Handle dask arrays - Githubissues

intake / xrviz

Interactive visualisation interface for Xarrays

https://xrviz.readthedocs.io

BSD 3-Clause "New" or "Revised" License

105 stars 21 forks source link

Handle dask arrays #37

Closed hdsingh closed 4 years ago

hdsingh commented 4 years ago

Now we can create plot for dask arrays.

import xarray as xr
from xrviz.dashboard import Dashboard

ds = xr.tutorial.open_dataset('air_temperature',
                              chunks={'lat': 25, 'lon': 25, 'time': -1})
dash = Dashboard(ds)
dash.show()

The above code now runs without error (on clicking PLOT).

In master branch it gives TypeError: quantile does not work for arrays stored as dask arrays. Load the data via .compute() or .load() prior to calling this method.

martindurant commented 4 years ago

This is a terrible idea! The whole idea of a dask-based xarray is that it is too big to fit into memory, and maybe needs to be processed on a cluster. .compute() brings the whole thing into memory. So it will be ok for the case that you are using only one slice, but not for the whole array.
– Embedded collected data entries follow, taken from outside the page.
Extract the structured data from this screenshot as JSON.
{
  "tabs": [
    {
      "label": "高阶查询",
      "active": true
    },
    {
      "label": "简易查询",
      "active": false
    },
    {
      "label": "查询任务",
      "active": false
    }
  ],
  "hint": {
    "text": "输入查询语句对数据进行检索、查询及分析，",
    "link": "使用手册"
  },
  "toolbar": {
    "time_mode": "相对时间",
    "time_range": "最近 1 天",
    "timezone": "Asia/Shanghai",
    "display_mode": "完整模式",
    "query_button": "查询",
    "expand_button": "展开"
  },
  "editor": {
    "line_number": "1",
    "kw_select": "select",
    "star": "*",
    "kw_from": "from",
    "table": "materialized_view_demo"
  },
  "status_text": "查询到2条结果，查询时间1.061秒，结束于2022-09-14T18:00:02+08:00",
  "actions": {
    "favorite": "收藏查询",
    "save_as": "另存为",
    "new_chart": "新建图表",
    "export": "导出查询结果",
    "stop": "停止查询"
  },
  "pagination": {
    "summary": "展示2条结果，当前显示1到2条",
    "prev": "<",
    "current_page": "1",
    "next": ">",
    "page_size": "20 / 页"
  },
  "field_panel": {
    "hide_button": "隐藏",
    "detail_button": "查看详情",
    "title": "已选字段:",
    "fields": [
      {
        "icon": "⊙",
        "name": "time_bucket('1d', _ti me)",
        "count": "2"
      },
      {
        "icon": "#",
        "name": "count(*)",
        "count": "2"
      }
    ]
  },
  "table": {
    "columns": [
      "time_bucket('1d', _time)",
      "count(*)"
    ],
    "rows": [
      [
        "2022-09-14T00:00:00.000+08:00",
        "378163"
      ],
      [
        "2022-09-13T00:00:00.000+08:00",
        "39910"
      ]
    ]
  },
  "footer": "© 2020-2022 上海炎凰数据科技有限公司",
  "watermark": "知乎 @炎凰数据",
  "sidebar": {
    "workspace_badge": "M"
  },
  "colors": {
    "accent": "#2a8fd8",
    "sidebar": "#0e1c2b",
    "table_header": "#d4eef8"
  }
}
For the latter case at least, I would certainly use min/max instead of percentiles.

(note that the code should be tested anyway - I'm actually not sure whether .compute(), the dask method, is the right thing here, instead of xarray's .values).

hdsingh commented 4 years ago

I will go through the dask docs before attempting to solve this again, to get better understanding.

martindurant commented 4 years ago

OK, but ask questions sooner rather than later - dask is a pretty big project, and you are looking specifically at the xarray interface, which hides/augments some of the dask.array functionality.

hdsingh commented 4 years ago

Use of method=tdigest in dask.array.percentile would require crick and cython as dependency. Shall it be used?

martindurant commented 4 years ago

OK, we can do this for now. Maybe it will change later.

Note that we can test for the existence of crick.TDIgest and use it, if possible. We should not require it. Also, crick does not depend on cython, only numpy ( https://github.com/conda-forge/crick-feedstock/blob/master/recipe/meta.yaml#L26 ). Cython is used during building within conda-forge (or pip, if you install from source). If you do not know, I can give a brief introduction into what cython does at our next meeting.

Please test and use crick if possible, and then we can merge this.

I would like you at some point to justify the rounding to 5 places.

hdsingh commented 4 years ago

I have made relevant changes. Please have a look.

martindurant commented 4 years ago

OK, going in when it turns green.